Do Not Be Anxious | Matthew 6:25-34

Week 11 | Sermon

SUGGESTED VERSES FOR MEMORIZATION & MEDITATION

But if God so clothes the grass of the field, which today is alive and tomorrow is thrown into the oven, will he not much more clothe you, O you of little faith? Therefore do not be anxious, saying, ‘What shall we eat?’ or ‘What shall we drink?’ or ‘What shall we wear?’ For the Gentiles seek after all these things, and your heavenly Father knows that you need them all. But seek first the kingdom of God and his righteousness, and all these things will be added to you. Therefore do not be anxious about tomorrow, for tomorrow will be anxious for itself. Sufficient for the day is its own trouble. (Matthew 6:30-34)

Do not be anxious about anything, but in everything by prayer and supplication with thanksgiving let your requests be made known to God. And the peace of God, which surpasses all understanding, will guard your hearts and your minds in Christ Jesus.  (Philippians 4:6-7)

Come now, you who say, “Today or tomorrow we will go into such and such a town and spend a year there and trade and make a profit”—yet you do not know what tomorrow will bring. What is your life? For you are a mist that appears for a little time and then vanishes. Instead you ought to say, “If the Lord wills, we will live and do this or that.” As it is, you boast in your arrogance. All such boasting is evil. (James 4:13-16)

OPENING THOUGHT

The Sermon on the Mount contains some of the most popular portions of Jesus’ earthly teachings, but its primary purpose is teaching His followers about living within the kingdom of heaven. So far we have studied the characteristics that ought to define a citizen of God’s kingdom as described within the Beatitudes, Jesus proclaimed the purpose of His disciples as being the salt of the earth and the light of the world, Christ established how the Old Testament commandments fit into His kingdom, and He informed us of the right and wrong ways of giving to the poor, praying, and fasting.
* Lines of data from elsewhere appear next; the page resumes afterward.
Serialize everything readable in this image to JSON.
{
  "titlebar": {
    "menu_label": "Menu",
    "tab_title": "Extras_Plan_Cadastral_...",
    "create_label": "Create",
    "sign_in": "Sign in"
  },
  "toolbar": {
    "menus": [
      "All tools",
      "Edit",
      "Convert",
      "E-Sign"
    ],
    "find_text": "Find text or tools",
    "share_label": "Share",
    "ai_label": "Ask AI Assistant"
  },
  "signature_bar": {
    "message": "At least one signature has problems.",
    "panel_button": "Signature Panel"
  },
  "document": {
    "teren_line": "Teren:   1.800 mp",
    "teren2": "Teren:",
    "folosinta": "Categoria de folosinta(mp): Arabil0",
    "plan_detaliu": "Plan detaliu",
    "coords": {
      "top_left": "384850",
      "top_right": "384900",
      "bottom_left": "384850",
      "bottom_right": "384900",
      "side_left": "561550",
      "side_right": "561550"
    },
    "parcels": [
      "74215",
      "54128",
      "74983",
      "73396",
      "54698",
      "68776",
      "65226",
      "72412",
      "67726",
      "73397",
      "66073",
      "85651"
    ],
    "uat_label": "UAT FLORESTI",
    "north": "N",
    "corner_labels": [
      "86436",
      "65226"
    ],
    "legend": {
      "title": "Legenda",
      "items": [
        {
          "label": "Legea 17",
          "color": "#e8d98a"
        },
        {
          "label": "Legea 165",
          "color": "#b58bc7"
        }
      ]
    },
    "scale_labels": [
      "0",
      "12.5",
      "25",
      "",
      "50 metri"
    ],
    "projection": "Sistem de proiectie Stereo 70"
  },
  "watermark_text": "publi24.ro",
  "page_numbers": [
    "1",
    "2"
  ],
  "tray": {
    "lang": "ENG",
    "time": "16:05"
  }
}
Last week, Jesus taught on storing earthly treasures or heavenly treasures. This picked up His thought on seeking a reward for our good works from the Father, not from other people. If we seek any kind of treasure on earth, we know that it is temporal, since we and everything on earth will pass away. Thus, Jesus encouraged us to make an investment toward heavenly treasure, which is eternal. For Christ’s followers, it is black and white: we will either serve God and gain an eternal treasure, or we will serve lesser gods and gain a temporary treasure.

Today’s text is immediately tied into the previous one through the word therefore. If our treasure is eternally secure in God Himself, we will truly be able to live a life without anxiety. Or perhaps I should more accurately say, ONLY if our treasure is eternally secure in God will we ever be able to obey Jesus’ command: do not be anxious about your life. Ultimately, Jesus is inviting us to surrender our worries about life over to the Father. Since we know that God upholds the universe by the word of His power, this should be an easy decision, but these verses are just as challenging as they are encouraging. Will we truly surrender control of our life to the sovereign God?

Read verses 25-33 and discuss the following.

  1. After telling His followers to store up treasures in heaven, Jesus then states, “THEREFORE, do not be anxious about your life.” How does last week’s text (verses 19-24) provide the groundwork for conquering anxiety?
  2. Jesus gives two examples, birds and lilies, to illustrate God’s provision and providence. How do these examples point to the futility of worrying?
  3. Verse 33 is a very well-known verse, but what are some ways that we might seek God’s kingdom first? What does “and all things will be added to you” mean?

Read verse 34 and discuss the following.

  1. Here Jesus tells us not to be anxious about tomorrow because each day has its own trouble. In what ways can we practically live this verse? How does it relate to James 4:13-16?

ACTIONS TO CONSIDER

  • Obey. Make a list of things that tend to cause you to be anxious. Recalling Jesus’ statement in verse 27, does your worry over those things ever help?
  • Pray. Following Paul’s instructions in Philippians 4:6-7, bring your anxieties before God in prayer and supplication and ask that God would grant you peace in Christ that surpasses understanding.